My first "muscle bike" was a gold Japanese 5-speed stingray knock-off I got for Christmas, probably 1967. In 7th grade I got another stingray style one-speed. My neighbors had Krates. Did any of you have stingrays or knock-offs?
I never had a proper stingray, much to my chagrin, but I did have a Mattel V-Room, with the toy motorcycle treatment. It was my first two-wheeler. Eventually I got embarrassed by the fake-ness (and ran out of batteries,) and removed the engine and exhaust pipe. I rode it for a couple of years, until the handlebars snapped off one day, leading to a nasty fall. I still wanted a cool stingray, but the next bike I received was an English racer style, with Sturmey-Archer 3-speed (which always got hopelessly fouled up.) I thought it was rather stodgy, but had to live with it. After that, the focus of my desire matured to a Schwinn 10 speed, which I ultimately did get.
this is the first bike accessory I really coveted. I traded something for a set of used angel wing handlebars and stripped the fenders off my too big to be a stingray Sears bike. But no Banana seat. More like a beach cruiser.
looks like i was a little behind the trends. bmx bikes became the de rigeur rides prior to upgrading to 10 speeds. thought it was closer to 1980 when they became popular but heres a mongoose from 1975. they were pricey too if memory serves.
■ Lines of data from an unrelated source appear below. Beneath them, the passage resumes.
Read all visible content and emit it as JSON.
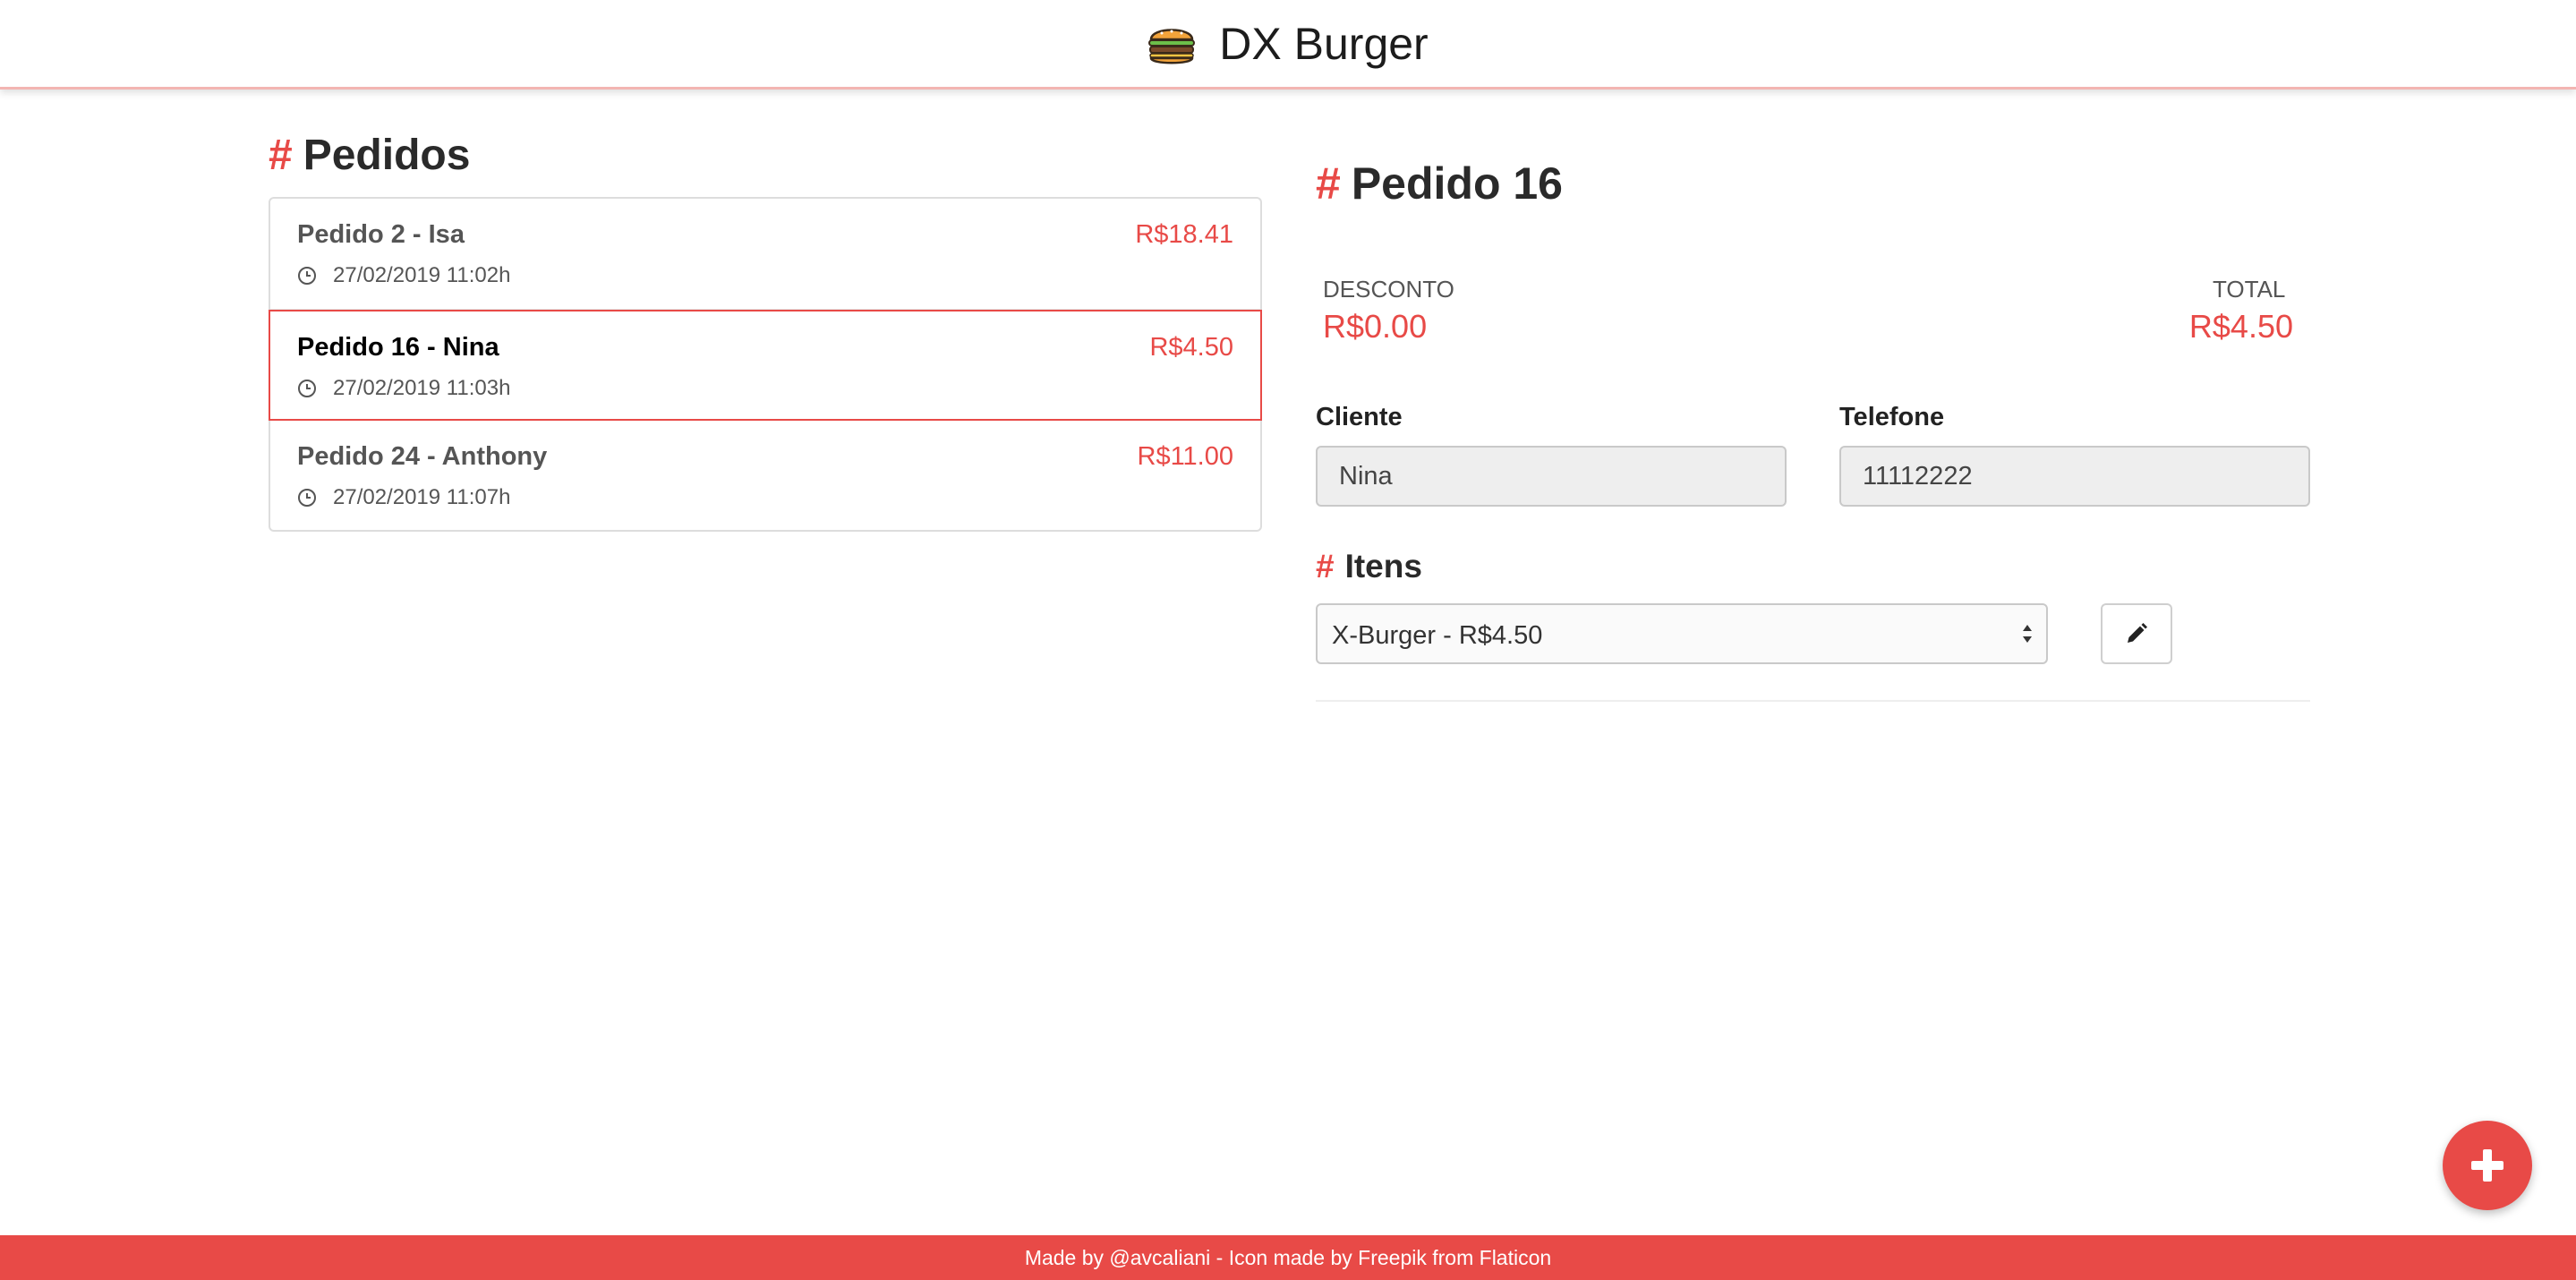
{
  "header": {
    "title": "DX Burger",
    "logo_icon": "burger-icon"
  },
  "orders": {
    "heading": "Pedidos",
    "items": [
      {
        "name": "Pedido 2 - Isa",
        "price": "R$18.41",
        "datetime": "27/02/2019 11:02h",
        "selected": false
      },
      {
        "name": "Pedido 16 - Nina",
        "price": "R$4.50",
        "datetime": "27/02/2019 11:03h",
        "selected": true
      },
      {
        "name": "Pedido 24 - Anthony",
        "price": "R$11.00",
        "datetime": "27/02/2019 11:07h",
        "selected": false
      }
    ]
  },
  "detail": {
    "heading": "Pedido 16",
    "discount_label": "DESCONTO",
    "discount_value": "R$0.00",
    "total_label": "TOTAL",
    "total_value": "R$4.50",
    "client_label": "Cliente",
    "client_value": "Nina",
    "phone_label": "Telefone",
    "phone_value": "11112222",
    "items_heading": "Itens",
    "item_selected": "X-Burger - R$4.50",
    "edit_icon": "pencil-icon"
  },
  "fab": {
    "icon": "plus-icon"
  },
  "footer": {
    "text": "Made by @avcaliani - Icon made by Freepik from Flaticon"
  },
  "colors": {
    "accent": "#e84a47",
    "header_border": "#f3b5b2",
    "input_bg": "#eeeeee"
  }
}
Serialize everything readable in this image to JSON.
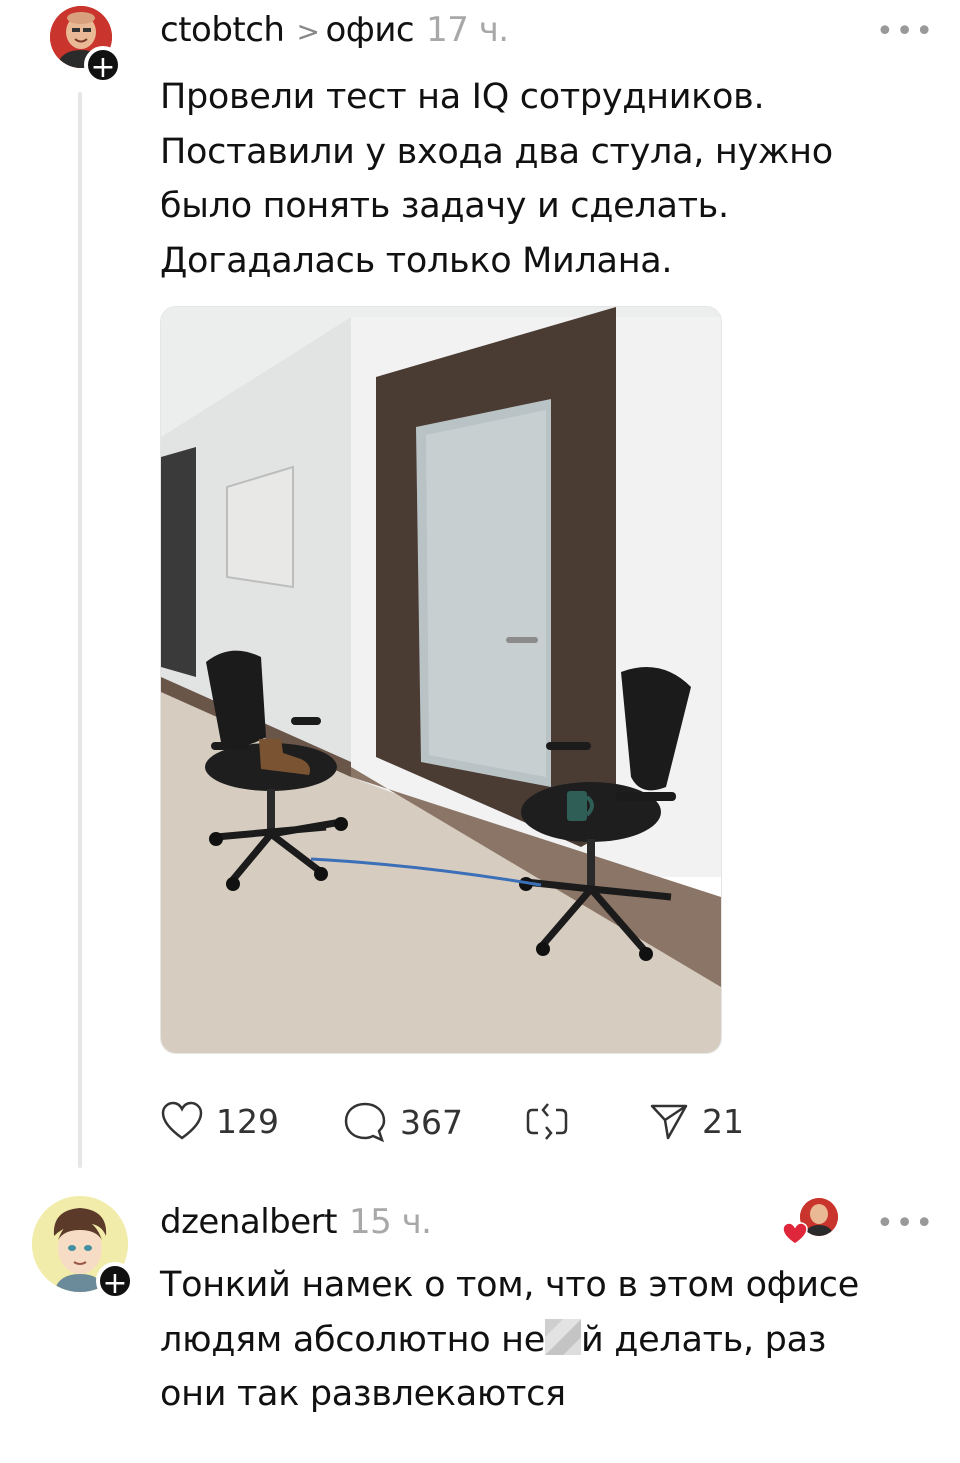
{
  "post": {
    "username": "ctobtch",
    "chevron": ">",
    "topic": "офис",
    "time": "17 ч.",
    "more": "•••",
    "lines": [
      "Провели тест на IQ сотрудников.",
      "Поставили у входа два стула, нужно",
      "было понять задачу и сделать.",
      "Догадалась только Милана."
    ],
    "image": "office corridor photo: two office chairs tied with a blue rope, a boot on one chair and a mug on the other, by a frosted glass door",
    "actions": {
      "likes": "129",
      "comments": "367",
      "shares": "21"
    }
  },
  "reply": {
    "username": "dzenalbert",
    "time": "15 ч.",
    "more": "•••",
    "line1": "Тонкий намек о том, что в этом офисе",
    "line2_before": "людям абсолютно не",
    "line2_after": "й делать, раз",
    "line3": "они так развлекаются"
  },
  "colors": {
    "text": "#111111",
    "muted": "#a8a8a8",
    "heart": "#e0263a",
    "avatar_bg": "#c9342c",
    "reply_avatar_bg": "#f2ecab"
  }
}
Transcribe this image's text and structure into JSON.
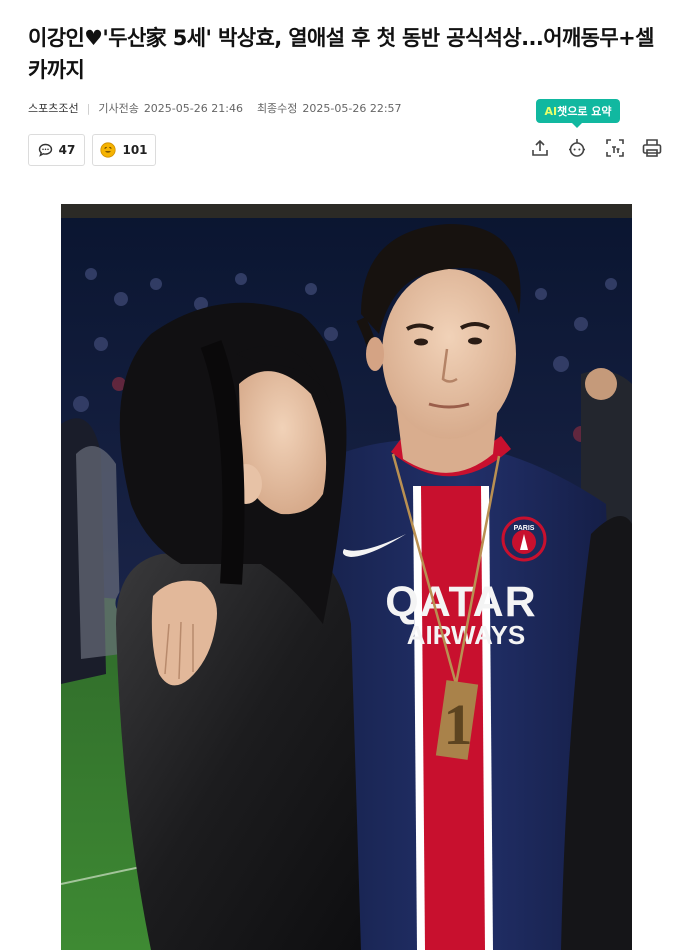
{
  "article": {
    "headline_part1": "이강인",
    "headline_heart": "♥",
    "headline_part2": "'두산家 5세' 박상효, 열애설 후 첫 동반 공식석상...어깨동무+셀카까지",
    "source": "스포츠조선",
    "sent_label": "기사전송",
    "sent_time": "2025-05-26 21:46",
    "updated_label": "최종수정",
    "updated_time": "2025-05-26 22:57"
  },
  "engagement": {
    "comments_count": "47",
    "reactions_count": "101"
  },
  "toolbar": {
    "ai_summary_prefix": "AI",
    "ai_summary_label": "챗으로 요약",
    "icons": [
      "share-icon",
      "ai-chat-icon",
      "font-size-icon",
      "print-icon"
    ]
  },
  "photo": {
    "jersey_sponsor_line1": "QATAR",
    "jersey_sponsor_line2": "AIRWAYS",
    "crest_text": "PARIS",
    "medal_text": "1"
  },
  "colors": {
    "ai_badge": "#11b8a0",
    "jersey_navy": "#1c2a5c",
    "jersey_red": "#c8102e"
  }
}
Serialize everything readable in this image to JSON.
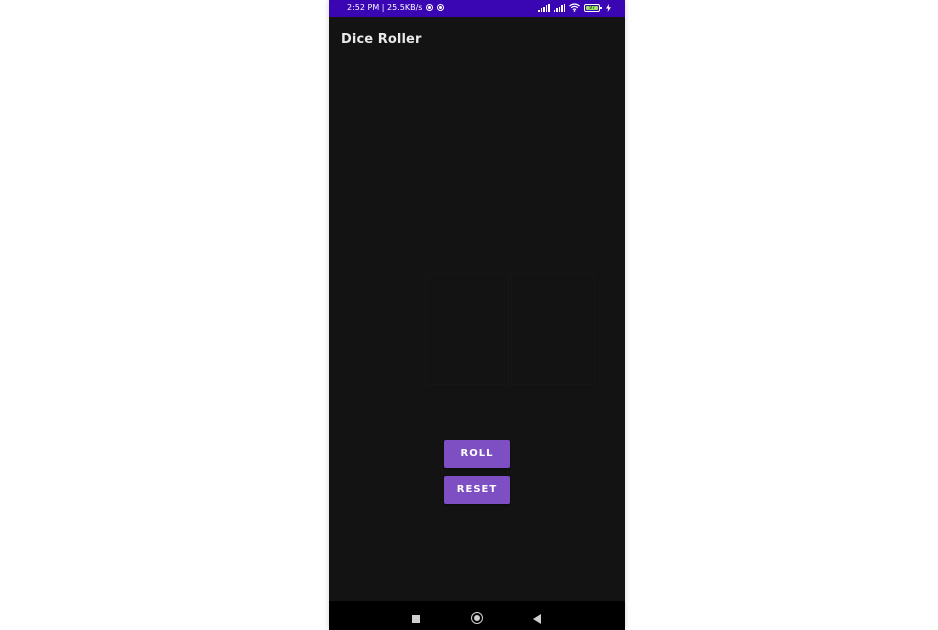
{
  "status_bar": {
    "time_speed": "2:52 PM | 25.5KB/s",
    "battery_level": "97",
    "icons": [
      "app-notification-icon",
      "app-notification-icon",
      "signal-icon",
      "signal-icon",
      "wifi-icon",
      "battery-icon",
      "charging-icon"
    ]
  },
  "app_bar": {
    "title": "Dice Roller"
  },
  "buttons": {
    "roll_label": "ROLL",
    "reset_label": "RESET"
  },
  "nav_bar": {
    "icons": [
      "recents-icon",
      "home-icon",
      "back-icon"
    ]
  },
  "colors": {
    "status_bar": "#3a06b4",
    "background": "#121312",
    "button": "#7e4fc2",
    "button_text": "#ffffff",
    "nav_bar": "#000000"
  }
}
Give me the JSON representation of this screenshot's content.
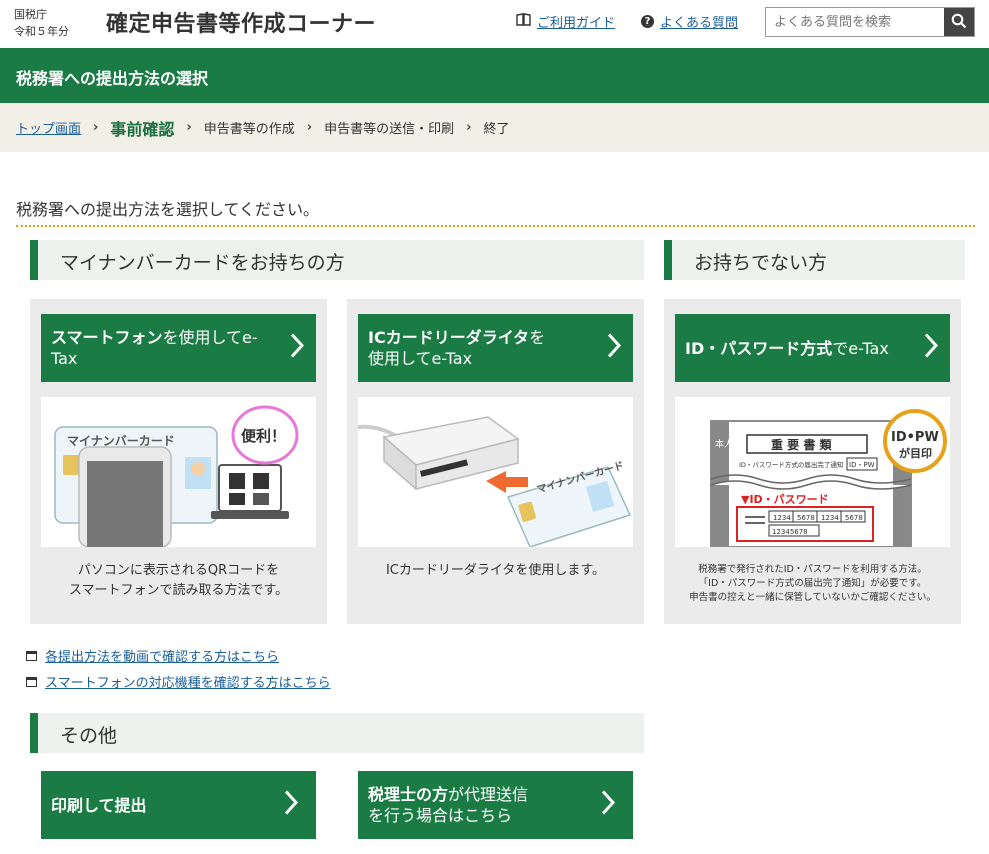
{
  "header": {
    "agency_line1": "国税庁",
    "agency_line2": "令和５年分",
    "title": "確定申告書等作成コーナー",
    "guide_link": "ご利用ガイド",
    "faq_link": "よくある質問",
    "search_placeholder": "よくある質問を検索"
  },
  "band": {
    "title": "税務署への提出方法の選択"
  },
  "breadcrumb": {
    "items": [
      "トップ画面",
      "事前確認",
      "申告書等の作成",
      "申告書等の送信・印刷",
      "終了"
    ],
    "current_index": 1
  },
  "instruction": "税務署への提出方法を選択してください。",
  "sections": {
    "mynumber": "マイナンバーカードをお持ちの方",
    "nocard": "お持ちでない方",
    "other": "その他"
  },
  "cards": [
    {
      "btn_bold": "スマートフォン",
      "btn_rest": "を使用してe-Tax",
      "desc_line1": "パソコンに表示されるQRコードを",
      "desc_line2": "スマートフォンで読み取る方法です。",
      "img_card_text": "マイナンバーカード",
      "img_bubble": "便利！"
    },
    {
      "btn_bold": "ICカードリーダライタ",
      "btn_rest": "を",
      "btn_line2": "使用してe-Tax",
      "desc_line1": "ICカードリーダライタを使用します。",
      "img_card_text": "マイナンバーカード"
    },
    {
      "btn_bold": "ID・パスワード方式",
      "btn_rest": "でe-Tax",
      "desc_line1": "税務署で発行されたID・パスワードを利用する方法。",
      "desc_line2": "「ID・パスワード方式の届出完了通知」が必要です。",
      "desc_line3": "申告書の控えと一緒に保管していないかご確認ください。",
      "img_doc_title": "重 要 書 類",
      "img_doc_sub": "ID・パスワード方式の届出完了通知",
      "img_badge_line1": "ID•PW",
      "img_badge_line2": "が目印",
      "img_pw_label": "▼ID・パスワード",
      "img_side": "本人用",
      "img_idpw": "ID・PW",
      "img_codes": [
        "1234",
        "5678",
        "1234",
        "5678"
      ],
      "img_code_long": "12345678"
    }
  ],
  "links": [
    "各提出方法を動画で確認する方はこちら",
    "スマートフォンの対応機種を確認する方はこちら"
  ],
  "bottom_buttons": [
    {
      "bold": "印刷して提出"
    },
    {
      "bold": "税理士の方",
      "rest": "が代理送信",
      "line2": "を行う場合はこちら"
    }
  ],
  "colors": {
    "primary_green": "#1b7b45",
    "link_blue": "#1a5e9a",
    "crumb_bg": "#f1efe6",
    "accent_gold": "#d4a017"
  }
}
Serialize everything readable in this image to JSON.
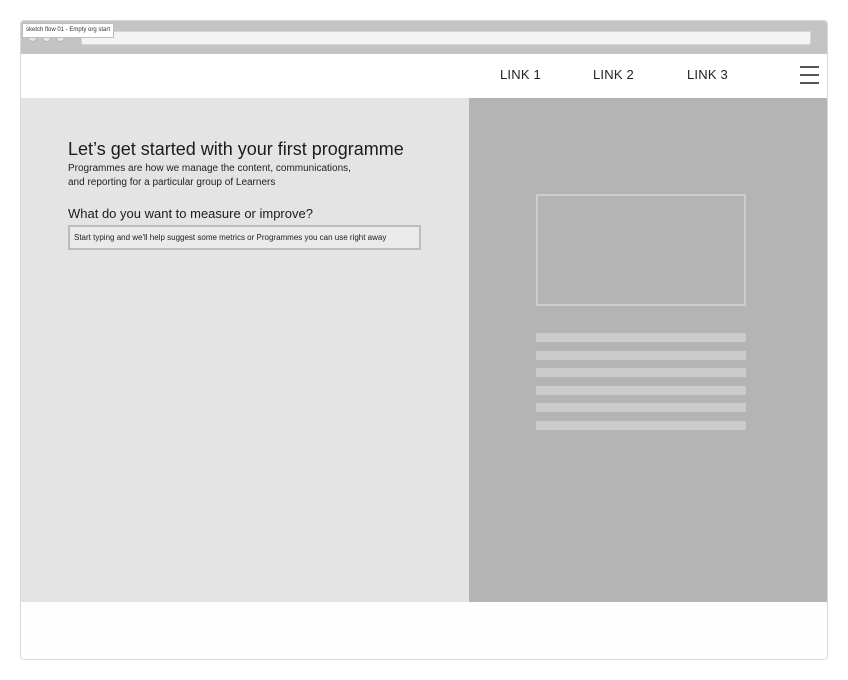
{
  "window": {
    "tab_title": "sketch flow 01 - Empty org start"
  },
  "nav": {
    "links": [
      "LINK 1",
      "LINK 2",
      "LINK 3"
    ],
    "menu_icon": "hamburger-menu-icon"
  },
  "main": {
    "heading": "Let’s get started with your first programme",
    "description": "Programmes are how we manage the content, communications, and reporting for a particular group of Learners",
    "question": "What do you want to measure or improve?",
    "search": {
      "placeholder": "Start typing and we'll help suggest some metrics or Programmes you can use right away",
      "value": ""
    }
  },
  "colors": {
    "left_panel": "#e4e4e4",
    "right_panel": "#b4b4b4",
    "browser_bar": "#c4c4c4"
  }
}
My first bike was a one-speed Schwinn, then the five-speed stingray knock off. In fifth grade I got a mitsutani 10 speed. In seventh grade I returned to the sting-ray style because I missed going off jumps and popping wheelies. I got a Webco bmx bike in 1976, my sophomore year, which I hardly rode because I wasn't good enough at the tricks and was constantly challenged by kids who could shred. I wasn't great on a skateboard but could do 360's well enough, fortunately the ollie and other more advanced tricks hadn't been invented yet and because of Portland's climate there were no swimming pools which I certainly would have sucked at riding, so the skateboard was a relatively shame-free source of transportation for my 15th year. Getting my driver's license brought some relief to my wheeled woes.